Pia Piccioni andò a Mosca a chiedere notizie del marito in più occasioni, fino a quando qualcuno le sibilò che con ogni probabilità “suo marito aveva un’altra donna” e lei fece ritorno in Italia. In realtà Vincenzo Baccalà era già morto, fucilato a fine novembre 1937. La moglie seppe la verità soltanto nel 1991 quando, nel mese di luglio, ricevette una comunicazione della Croce Rossa che la informava dei fatti avvenuti allora, la informavano anche che il marito era stato riabilitato, dunque non aveva tradito il “comunismo” e il suo “onore” era salvo, ma mai fu possibile per la vedova individuare un luogo di sepoltura. La signora Pia nel corso degli anni aveva cercato in tutti i modi di avere notizie del marito e si era rivolta inutilmente al partito per sapere se fosse stato deportato in un gulag. Aveva chiesto l’autorizzazione a pubblicare un diario in cui raccontava la sua triste storia, ma non ebbe riscontro alcuno. Domandò aiuto anche alla moglie di Togliatti, Rita Montagnana, che aveva conosciuto in Russia, la quale le assicurò il suo appoggio, infatti qualche tempo dopo, grazie all’interessamento di Longo che aveva letto il suo diario, venne convocata nella sede del comitato centrale del PCI dove Roasio e Lampredi, entrambi reduci dalla Russia, le dissero testualmente che da loro mai nulla sarebbe stato fatto contro l’Unione Sovietica, togliendole ogni speranza. Il suo libro di memorie venne pubblicato, tramite Milano Leonardo, solo quando lei era ormai una innocua vecchietta di oltre novant’anni. Dopo il crollo dell’impero sovietico e le persecuzioni subite, gli Italiani residenti a Kerch da qualche migliaia iniziali erano ridotti a poche centinaia.

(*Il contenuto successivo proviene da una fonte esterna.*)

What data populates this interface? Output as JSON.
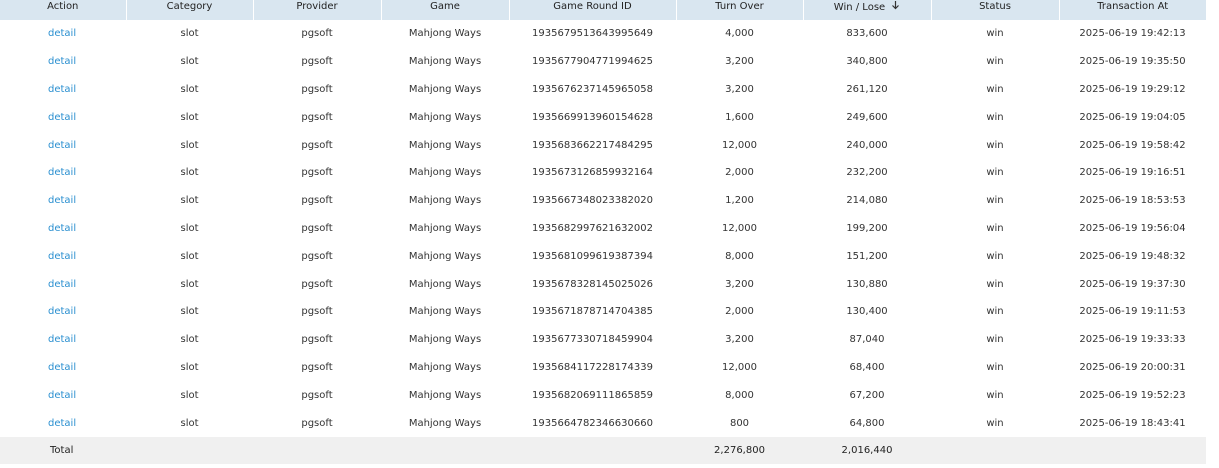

Oggi sono in tutto meno di 400, hanno costituito il circolo culturale “Il Cerchio”, dove la infaticabile presidente Giulia Giacchetti Boico tiene vivo il lume delle origini. Predispone corsi di lingua italiana, intrattiene rapporti culturali col nostro Paese, organizza scambi di studio per i ragazzi di Kerch, e si batte per ottenere il riconoscimento alla cittadinanza italiana e lo status di minoranza deportata all’intera comunità. Da qualche anno l’associazione, il 29 gennaio, per non dimenticare gli Italiani uccisi o scomparsi, tiene a Kerch la “Giornata del Ricordo Italiano”, organizzando una toccante cerimonia col rito dei garofani rossi gettati nel Mar Nero congelato. È a dir poco commovente l’ adesione conservata e rinnovata alle tradizioni di origine e a un Paese che, almeno finora, non si è meritato tanto attaccamento, visto che non mi risulta che l’Italia ufficiale si sia ancora fatta viva per riconoscere e ricordarsi di questi Italiani prima perseguitati e poi ignorati.